I’m a fair shot with most weapons, but proficiency with a Portuguese sling, the slingshot-like lance used in the Bahamas (pneumatic spears are illegal here), eludes me. Vast stretches of precious coral have fallen under my spear. This has always been a sore spot with Demetri. Today, after several errant shots, a look of dismay comes across his face, which I can see even through his mask and snorkel.

There have been other times like this when the psychic and pulmonary demands of spearfishing seem beyond me. But at midday, when a mutant lobster-donkey hybrid comes into range, I rear back on my spear like Hector, close my eyes and release. It’s a Hail Mary that miraculously connects. I swim back to the boat triumphantly, careful to hold the lobster at the end of my spear, away from my hand, lest a shark should come along and snatch both.

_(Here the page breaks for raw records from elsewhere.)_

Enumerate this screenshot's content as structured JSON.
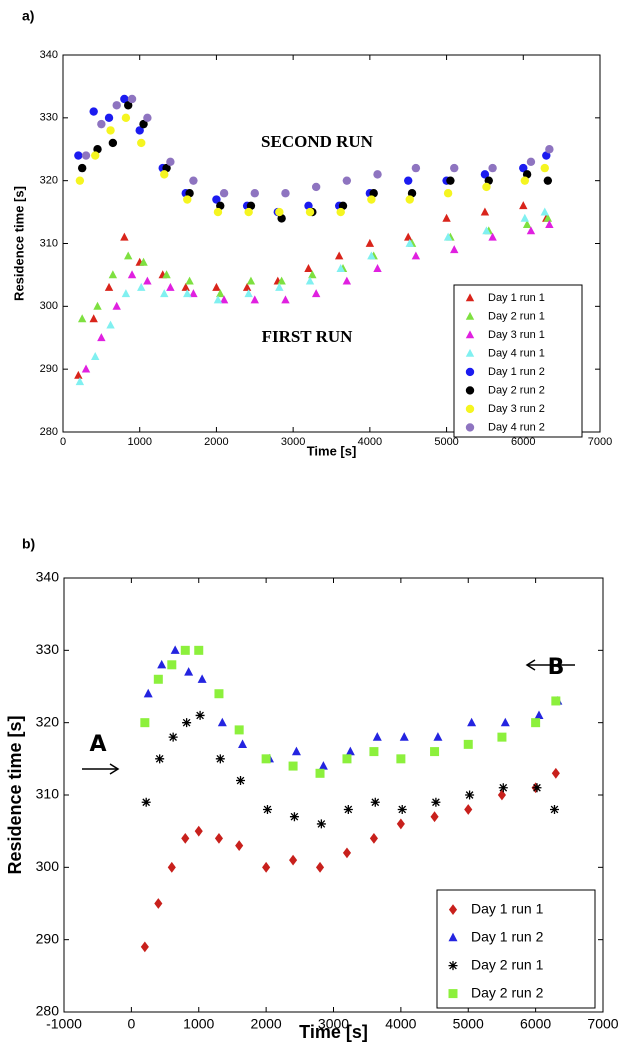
{
  "chart_data": [
    {
      "type": "scatter",
      "panel_label": "a)",
      "x_label": "Time [s]",
      "y_label": "Residence time [s]",
      "annotations": [
        "SECOND RUN",
        "FIRST RUN"
      ],
      "xlim": [
        0,
        7000
      ],
      "xticks": [
        0,
        1000,
        2000,
        3000,
        4000,
        5000,
        6000,
        7000
      ],
      "ylim": [
        280,
        340
      ],
      "yticks": [
        280,
        290,
        300,
        310,
        320,
        330,
        340
      ],
      "legend": "lower right",
      "series": [
        {
          "name": "Day 1 run 1",
          "color": "#d9241b",
          "marker": "triangle",
          "x": [
            200,
            400,
            600,
            800,
            1000,
            1300,
            1600,
            2000,
            2400,
            2800,
            3200,
            3600,
            4000,
            4500,
            5000,
            5500,
            6000,
            6300
          ],
          "values": [
            289,
            298,
            303,
            311,
            307,
            305,
            303,
            303,
            303,
            304,
            306,
            308,
            310,
            311,
            314,
            315,
            316,
            314
          ]
        },
        {
          "name": "Day 2 run 1",
          "color": "#7ee040",
          "marker": "triangle",
          "x": [
            250,
            450,
            650,
            850,
            1050,
            1350,
            1650,
            2050,
            2450,
            2850,
            3250,
            3650,
            4050,
            4550,
            5050,
            5550,
            6050,
            6320
          ],
          "values": [
            298,
            300,
            305,
            308,
            307,
            305,
            304,
            302,
            304,
            304,
            305,
            306,
            308,
            310,
            311,
            312,
            313,
            314
          ]
        },
        {
          "name": "Day 3 run 1",
          "color": "#e020e0",
          "marker": "triangle",
          "x": [
            300,
            500,
            700,
            900,
            1100,
            1400,
            1700,
            2100,
            2500,
            2900,
            3300,
            3700,
            4100,
            4600,
            5100,
            5600,
            6100,
            6340
          ],
          "values": [
            290,
            295,
            300,
            305,
            304,
            303,
            302,
            301,
            301,
            301,
            302,
            304,
            306,
            308,
            309,
            311,
            312,
            313
          ]
        },
        {
          "name": "Day 4 run 1",
          "color": "#80f0f0",
          "marker": "triangle",
          "x": [
            220,
            420,
            620,
            820,
            1020,
            1320,
            1620,
            2020,
            2420,
            2820,
            3220,
            3620,
            4020,
            4520,
            5020,
            5520,
            6020,
            6280
          ],
          "values": [
            288,
            292,
            297,
            302,
            303,
            302,
            302,
            301,
            302,
            303,
            304,
            306,
            308,
            310,
            311,
            312,
            314,
            315
          ]
        },
        {
          "name": "Day 1 run 2",
          "color": "#1b1bf0",
          "marker": "circle",
          "x": [
            200,
            400,
            600,
            800,
            1000,
            1300,
            1600,
            2000,
            2400,
            2800,
            3200,
            3600,
            4000,
            4500,
            5000,
            5500,
            6000,
            6300
          ],
          "values": [
            324,
            331,
            330,
            333,
            328,
            322,
            318,
            317,
            316,
            315,
            316,
            316,
            318,
            320,
            320,
            321,
            322,
            324
          ]
        },
        {
          "name": "Day 2 run 2",
          "color": "#000000",
          "marker": "circle",
          "x": [
            250,
            450,
            650,
            850,
            1050,
            1350,
            1650,
            2050,
            2450,
            2850,
            3250,
            3650,
            4050,
            4550,
            5050,
            5550,
            6050,
            6320
          ],
          "values": [
            322,
            325,
            326,
            332,
            329,
            322,
            318,
            316,
            316,
            314,
            315,
            316,
            318,
            318,
            320,
            320,
            321,
            320
          ]
        },
        {
          "name": "Day 3 run 2",
          "color": "#f5f520",
          "marker": "circle",
          "x": [
            220,
            420,
            620,
            820,
            1020,
            1320,
            1620,
            2020,
            2420,
            2820,
            3220,
            3620,
            4020,
            4520,
            5020,
            5520,
            6020,
            6280
          ],
          "values": [
            320,
            324,
            328,
            330,
            326,
            321,
            317,
            315,
            315,
            315,
            315,
            315,
            317,
            317,
            318,
            319,
            320,
            322
          ]
        },
        {
          "name": "Day 4 run 2",
          "color": "#8e74c0",
          "marker": "circle",
          "x": [
            300,
            500,
            700,
            900,
            1100,
            1400,
            1700,
            2100,
            2500,
            2900,
            3300,
            3700,
            4100,
            4600,
            5100,
            5600,
            6100,
            6340
          ],
          "values": [
            324,
            329,
            332,
            333,
            330,
            323,
            320,
            318,
            318,
            318,
            319,
            320,
            321,
            322,
            322,
            322,
            323,
            325
          ]
        }
      ]
    },
    {
      "type": "scatter",
      "panel_label": "b)",
      "x_label": "Time [s]",
      "y_label": "Residence time [s]",
      "annotations": [
        "A",
        "B"
      ],
      "xlim": [
        -1000,
        7000
      ],
      "xticks": [
        -1000,
        0,
        1000,
        2000,
        3000,
        4000,
        5000,
        6000,
        7000
      ],
      "ylim": [
        280,
        340
      ],
      "yticks": [
        280,
        290,
        300,
        310,
        320,
        330,
        340
      ],
      "legend": "lower right",
      "series": [
        {
          "name": "Day 1 run 1",
          "color": "#c8201c",
          "marker": "diamond",
          "x": [
            200,
            400,
            600,
            800,
            1000,
            1300,
            1600,
            2000,
            2400,
            2800,
            3200,
            3600,
            4000,
            4500,
            5000,
            5500,
            6000,
            6300
          ],
          "values": [
            289,
            295,
            300,
            304,
            305,
            304,
            303,
            300,
            301,
            300,
            302,
            304,
            306,
            307,
            308,
            310,
            311,
            313
          ]
        },
        {
          "name": "Day 1 run 2",
          "color": "#2424e0",
          "marker": "triangle",
          "x": [
            250,
            450,
            650,
            850,
            1050,
            1350,
            1650,
            2050,
            2450,
            2850,
            3250,
            3650,
            4050,
            4550,
            5050,
            5550,
            6050,
            6330
          ],
          "values": [
            324,
            328,
            330,
            327,
            326,
            320,
            317,
            315,
            316,
            314,
            316,
            318,
            318,
            318,
            320,
            320,
            321,
            323
          ]
        },
        {
          "name": "Day 2 run 1",
          "color": "#000000",
          "marker": "star",
          "x": [
            220,
            420,
            620,
            820,
            1020,
            1320,
            1620,
            2020,
            2420,
            2820,
            3220,
            3620,
            4020,
            4520,
            5020,
            5520,
            6020,
            6280
          ],
          "values": [
            309,
            315,
            318,
            320,
            321,
            315,
            312,
            308,
            307,
            306,
            308,
            309,
            308,
            309,
            310,
            311,
            311,
            308
          ]
        },
        {
          "name": "Day 2 run 2",
          "color": "#8cf03c",
          "marker": "square",
          "x": [
            200,
            400,
            600,
            800,
            1000,
            1300,
            1600,
            2000,
            2400,
            2800,
            3200,
            3600,
            4000,
            4500,
            5000,
            5500,
            6000,
            6300
          ],
          "values": [
            320,
            326,
            328,
            330,
            330,
            324,
            319,
            315,
            314,
            313,
            315,
            316,
            315,
            316,
            317,
            318,
            320,
            323
          ]
        }
      ]
    }
  ]
}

“Nice one,” is all I get from Demetri. Five minutes later, irony rears its ugly head and I’m speared by a stick of fire coral, which turns my neck an evil shade of crimson. I probably I deserve it.

We spear two dozen lobster in three hours and pluck a few conch from the bottom, their shells glowing alabaster pink in the morning light. Far before Columbus turned up here, the native Lucayans ate conch by the boatful — huge middens of discarded shells survive at their old settlements — and they introduced early colonists to the delicacy, for which they were repaid with wholesale extermination. That’s a culinary lesson to take to heart.

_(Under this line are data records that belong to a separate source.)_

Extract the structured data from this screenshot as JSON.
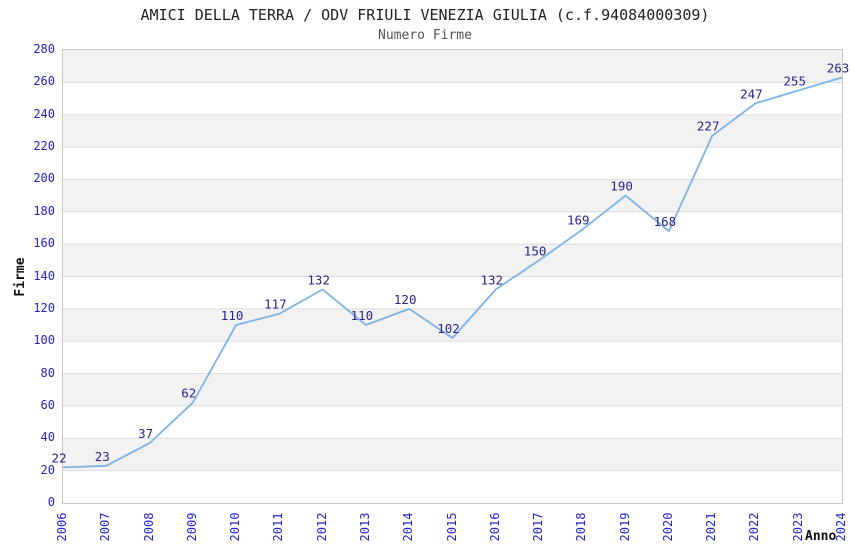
{
  "chart_data": {
    "type": "line",
    "title": "AMICI DELLA TERRA / ODV FRIULI VENEZIA GIULIA (c.f.94084000309)",
    "subtitle": "Numero Firme",
    "xlabel": "Anno",
    "ylabel": "Firme",
    "categories": [
      "2006",
      "2007",
      "2008",
      "2009",
      "2010",
      "2011",
      "2012",
      "2013",
      "2014",
      "2015",
      "2016",
      "2017",
      "2018",
      "2019",
      "2020",
      "2021",
      "2022",
      "2023",
      "2024"
    ],
    "series": [
      {
        "name": "Numero Firme",
        "values": [
          22,
          23,
          37,
          62,
          110,
          117,
          132,
          110,
          120,
          102,
          132,
          150,
          169,
          190,
          168,
          227,
          247,
          255,
          263
        ]
      }
    ],
    "point_labels_shown": true,
    "ylim": [
      0,
      280
    ],
    "ytick_step": 20,
    "y_ticks": [
      0,
      20,
      40,
      60,
      80,
      100,
      120,
      140,
      160,
      180,
      200,
      220,
      240,
      260,
      280
    ],
    "grid": "horizontal-gridlines-with-alternating-bands",
    "legend_position": "none",
    "colors": {
      "line": "#7FB2E5",
      "point_label": "#26268C",
      "tick_label": "#2323CE",
      "title": "#222222",
      "subtitle": "#555555",
      "axis_title": "#111111",
      "band": "#F2F2F2",
      "gridline": "#DDDDDD",
      "plot_border": "#C8C8C8",
      "background": "#FFFFFF"
    }
  }
}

The alleged life-giving qualities of raw conch no doubt contributes to its local esteem, though it doesn’t require mythologizing. If you eat nothing else in the Bahamas, make it a good conch salad, which can be found at any number of seaside shacks in the islands, rinsed down with Nassau-brewed Kalik.

Cleaning our catch onshore, we toss the lobster heads into the waves and pack the tails in ice. That night, my father and I grill them outside with some mackerel and wahoo I’d caught on a spinning rod earlier in the week. Growing up in Michigan, the closest I ever got to this was Red Lobster. It’s a welcome change that I’ve come to love.

As we eat, a yellow-crowned night heron stalks the underbrush. Heat lightning — the last vestiges of a recent storm — flashes in the north. We finish with a plate of guava duff, a dense cake filled with pulped guavas and drizzled with a sweet brandy sauce. I eat enough to fail a breathalyzer. My father, a big man, isn’t easily satisfied, but tonight he is. In fact, he’s happier with a plate of lobster and duff than anything else imaginable. It occurs to me that we represent an odd culinary reversal, our proud Midwestern stockyard palates having been radically transformed by the Bahamas. In the oncoming darkness, with the heat of the day behind us, we are catatonically sated.